ADF has now appealed Theis’s case to the U.S. Court of Appeals for the Ninth Circuit, arguing that the district court’s ruling in InterMountain’s favor misses the entire point of the Supreme Court’s ruling in Kennedy.

In that case, the justices wrote that under this reasoning schools would feel required to

“order [teachers] not to engage in any ‘demonstrative’ conduct of a religious nature’ within view of students, even to the point of being forbidden from folding their hands or bowing their heads in prayer before lunch.

Such a rule would be a sure sign that [the Court’s] Establishment Clause jurisprudence had gone off the rails…Not only could schools fire teachers for praying quietly over their lunch, for wearing a yarmulke to school, or for offering a midday prayer during a break before practice,” but “[u]nder the [d]istrict’s rule, a school would be required to do so.”

ADF also argues that InterMountain has engaged in viewpoint discrimination against Theis’s religious beliefs, which should trigger strict scrutiny, the highest level of judicial review.

In addition to allowing other staff to express their viewpoints, including on the topic of gender, the school makes available books to students that discuss pro-LGBT views, suicide, drug and alcohol use, and sexually explicit and violent content. One book displayed features two boys kissing on the cover. Some of these books have resulted in parental complaints, yet they are still on display.

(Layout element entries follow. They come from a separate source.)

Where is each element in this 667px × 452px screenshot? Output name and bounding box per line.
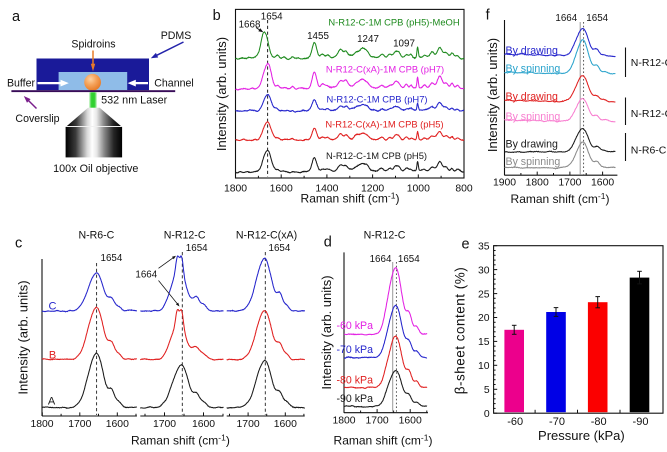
svg-text:1600: 1600 (399, 416, 422, 427)
svg-text:N-R12-C(xA)-1M CPB (pH5): N-R12-C(xA)-1M CPB (pH5) (325, 119, 443, 130)
svg-text:1700: 1700 (558, 177, 581, 188)
svg-text:1400: 1400 (315, 184, 338, 195)
svg-text:1700: 1700 (237, 419, 260, 430)
svg-text:1800: 1800 (526, 177, 549, 188)
svg-text:1700: 1700 (68, 419, 91, 430)
svg-text:Raman shift (cm-1): Raman shift (cm-1) (511, 191, 610, 206)
svg-text:-90 kPa: -90 kPa (337, 393, 374, 405)
svg-text:1900: 1900 (493, 177, 516, 188)
svg-text:1654: 1654 (261, 12, 283, 23)
svg-text:Channel: Channel (154, 78, 193, 90)
svg-text:Intensity (arb. units): Intensity (arb. units) (16, 280, 31, 394)
svg-text:N-R12-C(xA): N-R12-C(xA) (236, 230, 297, 242)
svg-text:By spinning: By spinning (506, 156, 561, 168)
svg-text:By spinning: By spinning (506, 63, 561, 75)
svg-text:1800: 1800 (30, 419, 53, 430)
svg-text:15: 15 (478, 337, 490, 348)
svg-text:-70: -70 (549, 416, 565, 428)
svg-text:800: 800 (455, 184, 473, 195)
svg-text:N-R12-C: N-R12-C (164, 230, 206, 242)
svg-text:1668: 1668 (239, 20, 261, 31)
svg-text:5: 5 (484, 385, 490, 396)
svg-text:30: 30 (478, 265, 490, 276)
svg-text:1664: 1664 (135, 269, 157, 280)
svg-text:-60: -60 (507, 416, 523, 428)
svg-text:1600: 1600 (192, 419, 215, 430)
svg-text:10: 10 (478, 361, 490, 372)
svg-text:B: B (49, 350, 56, 362)
svg-text:0: 0 (484, 409, 490, 420)
svg-text:20: 20 (478, 313, 490, 324)
svg-text:1654: 1654 (398, 254, 420, 265)
svg-text:By drawing: By drawing (506, 139, 559, 151)
svg-text:Raman shift (cm-1): Raman shift (cm-1) (301, 191, 400, 206)
svg-text:N-R12-C-1M CPB (pH5)-MeOH: N-R12-C-1M CPB (pH5)-MeOH (328, 17, 459, 28)
svg-text:532 nm Laser: 532 nm Laser (101, 95, 167, 107)
svg-text:1654: 1654 (186, 243, 208, 254)
svg-text:1654: 1654 (586, 13, 608, 24)
svg-text:a: a (12, 9, 21, 25)
svg-text:1664: 1664 (555, 13, 577, 24)
svg-text:Buffer: Buffer (7, 78, 36, 90)
svg-text:1247: 1247 (357, 34, 379, 45)
svg-text:N-R12-C-1M CPB (pH5): N-R12-C-1M CPB (pH5) (326, 150, 427, 161)
svg-text:Intensity (arb. units): Intensity (arb. units) (214, 37, 229, 151)
svg-text:35: 35 (478, 241, 490, 252)
svg-text:Spidroins: Spidroins (71, 38, 115, 50)
svg-text:By drawing: By drawing (506, 45, 559, 57)
svg-text:1600: 1600 (591, 177, 614, 188)
svg-text:N-R12-C-1M CPB (pH7): N-R12-C-1M CPB (pH7) (326, 94, 427, 105)
svg-text:d: d (324, 235, 332, 251)
svg-text:N-R6-C: N-R6-C (78, 230, 114, 242)
svg-text:A: A (48, 396, 56, 408)
svg-text:1200: 1200 (361, 184, 384, 195)
svg-text:Intensity (arb. units): Intensity (arb. units) (485, 38, 500, 152)
svg-text:Raman shift (cm-1): Raman shift (cm-1) (334, 432, 433, 447)
svg-text:-90: -90 (633, 416, 649, 428)
svg-text:b: b (213, 8, 221, 24)
svg-text:1600: 1600 (270, 184, 293, 195)
svg-text:N-R6-C: N-R6-C (631, 144, 667, 156)
svg-text:-60 kPa: -60 kPa (337, 320, 374, 332)
svg-text:1800: 1800 (224, 184, 247, 195)
svg-text:f: f (486, 8, 491, 24)
svg-text:N-R12-C(xA)-1M CPB (pH7): N-R12-C(xA)-1M CPB (pH7) (326, 64, 444, 75)
svg-text:1664: 1664 (370, 254, 392, 265)
svg-text:1000: 1000 (407, 184, 430, 195)
svg-text:By drawing: By drawing (506, 91, 559, 103)
svg-text:e: e (462, 237, 470, 253)
svg-text:Intensity (arb. units): Intensity (arb. units) (319, 275, 334, 389)
svg-text:1700: 1700 (366, 416, 389, 427)
svg-text:N-R12-C(x: N-R12-C(x (631, 108, 667, 120)
svg-text:β-sheet content (%): β-sheet content (%) (453, 267, 468, 395)
svg-text:Pressure (kPa): Pressure (kPa) (538, 428, 625, 443)
svg-text:-80 kPa: -80 kPa (337, 374, 374, 386)
svg-text:N-R12-C(xA): N-R12-C(xA) (631, 57, 667, 69)
svg-text:By spinning: By spinning (506, 111, 561, 123)
svg-text:1600: 1600 (274, 419, 297, 430)
svg-text:c: c (15, 235, 22, 251)
svg-text:-70 kPa: -70 kPa (337, 344, 374, 356)
svg-text:-80: -80 (591, 416, 607, 428)
svg-text:Coverslip: Coverslip (15, 113, 59, 125)
svg-text:1800: 1800 (332, 416, 355, 427)
svg-text:C: C (49, 300, 57, 312)
svg-text:1097: 1097 (393, 39, 415, 50)
svg-text:1600: 1600 (106, 419, 129, 430)
svg-text:1700: 1700 (153, 419, 176, 430)
svg-text:1654: 1654 (269, 243, 291, 254)
svg-text:PDMS: PDMS (161, 30, 192, 42)
svg-text:N-R12-C: N-R12-C (364, 230, 406, 242)
svg-text:Raman shift (cm-1): Raman shift (cm-1) (131, 432, 230, 447)
svg-text:1455: 1455 (307, 31, 329, 42)
svg-text:25: 25 (478, 289, 490, 300)
svg-text:1654: 1654 (101, 253, 123, 264)
svg-text:100x Oil objective: 100x Oil objective (53, 163, 138, 175)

While InterMountain allows these books, it bans Theis’s, which he has only ever discussed with one student who asked him about the book outside of Theis’s job duties and has never resulted in a student or parent complaint.

ADF argues that InterMountain is not only censoring Theis’s personal expression, but it is doing so out of animus towards his personal views, which deviate from the district’s own preferred beliefs on gender.

“This case isn’t about books; it’s about public officials telling an employee that he isn’t allowed to express a view that differs from their own,” said ADF Senior Counsel Tyson Langhofer, who is also director of the ADF Center for Academic Freedom.

“Our legal system is built on the truth that the government can’t silence a speaker just because it disapproves of what he says. In the same way, InterMountain can’t censor Rod’s freedom of expression by forcing him to remove children’s book covers used as decoration in his office. We are urging the court to protect his First Amendment freedom to express his views just as other teachers at the school are allowed to do.”

Theis makes clear he has no animosity towards those who identify as transgender.

“I want every student I work with to experience kindness, dignity, and respect during their time with me,” he said. “This is an important aspect of what I do in the educational environment. Government officials are wrong to tell me I can’t express my sincere religious beliefs about male and female. Every American, including my coworkers, has the same freedom to express their own views on the subject.”

This case should have been a slam dunk for Theis. The district court got right up to the finish line, recognizing the precedent set in Kennedy, but then dropped the ball when it came to applying the Supreme Court’s reasoning in that and other recent religious liberty rulings.

A student simply seeing a school staffer’s personal expression does not make that expression impermissible government speech.

The civil rights violation becomes even clearer when factoring in InterMountain’s viewpoint discrimination. According to the suit, InterMountain’s only defense for allowing scores of left-leaning personal expressions while censoring Theis was that it was “unaware” of other staff expressing views on gender identity.

That is exceedingly hard to believe, but even if it were somehow true, it would not excuse the discrimination.

The reality is this: If these allegations are true, InterMountain is purposefully seeking to silence Theis’s views because it doesn’t like them, while allowing other staff to engage in all manner of ideological and political expression it does agree with.

That is blatantly unconstitutional.

The Ninth Circuit must take up this case, accurately apply the Supreme Court’s precedent in Kennedy, and reaffirm the right of school employees to express their beliefs — even if the school doesn’t agree with those beliefs.